We will incorporate our privacy principles in the development and use of our AI technologies. We will give opportunity for notice and consent, encourage architectures with privacy safeguards, and provide appropriate transparency and control over the use of data.
In lay terms, this says Google Assistant will tell humans it’s a bot, and let them opt-out of call recording. According to TechCrunch, the bot also won’t relay your information:
Asked for the user’s email address, on the other hand, the system simply says it doesn’t have the permission of its “client” to disclose such information, maintaining the whole “assistant” relationship.
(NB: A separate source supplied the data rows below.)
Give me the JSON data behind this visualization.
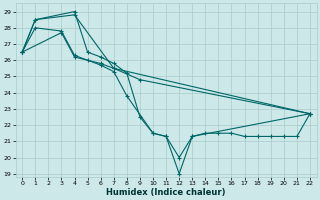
{
  "xlabel": "Humidex (Indice chaleur)",
  "bg_color": "#cce8e8",
  "grid_color": "#aacccc",
  "line_color": "#006666",
  "xlim": [
    -0.5,
    22.5
  ],
  "ylim": [
    18.8,
    29.5
  ],
  "yticks": [
    19,
    20,
    21,
    22,
    23,
    24,
    25,
    26,
    27,
    28,
    29
  ],
  "xticks": [
    0,
    1,
    2,
    3,
    4,
    5,
    6,
    7,
    8,
    9,
    10,
    11,
    12,
    13,
    14,
    15,
    16,
    17,
    18,
    19,
    20,
    21,
    22
  ],
  "series": [
    {
      "x": [
        0,
        1,
        4,
        5,
        6,
        7,
        8,
        9,
        10,
        11,
        12,
        13,
        22
      ],
      "y": [
        26.5,
        28.5,
        29.0,
        26.5,
        26.2,
        25.8,
        25.2,
        22.5,
        21.5,
        21.3,
        19.0,
        21.3,
        22.7
      ]
    },
    {
      "x": [
        0,
        1,
        3,
        4,
        5,
        6,
        7,
        8,
        10,
        11,
        12,
        13,
        14,
        15,
        16,
        17,
        18,
        19,
        20,
        21,
        22
      ],
      "y": [
        26.5,
        28.0,
        27.8,
        26.3,
        26.0,
        25.7,
        25.3,
        23.8,
        21.5,
        21.3,
        20.0,
        21.3,
        21.5,
        21.5,
        21.5,
        21.3,
        21.3,
        21.3,
        21.3,
        21.3,
        22.7
      ]
    },
    {
      "x": [
        0,
        3,
        4,
        6,
        7,
        9,
        22
      ],
      "y": [
        26.5,
        27.7,
        26.2,
        25.8,
        25.5,
        24.8,
        22.7
      ]
    },
    {
      "x": [
        0,
        1,
        4,
        7,
        22
      ],
      "y": [
        26.5,
        28.5,
        28.8,
        25.5,
        22.7
      ]
    }
  ]
}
But a human “assistant” wouldn’t pilfer your data and sell it to advertisers because that’s ethically immoral. And if your newly-hired assistant were also working at an ad agency, you might consider that a conflict of interest. Google is an ad agency with services designed to filter data through its pipelines so it can make money. Google is framing the ethical debate around Duplex as ‘value added.’ Unfortunately, it’s framing a stained canvas. We’ve seen what happens when convenience is bartered for data, and it’s not pretty. Ambient computing has the ability to capture far more incidental data than we're sometimes willing to acknowledge, and we still don’t know what Google is planning to do with it. It’s a potentially dangerous precedent at the earliest stage of the next wave of computing.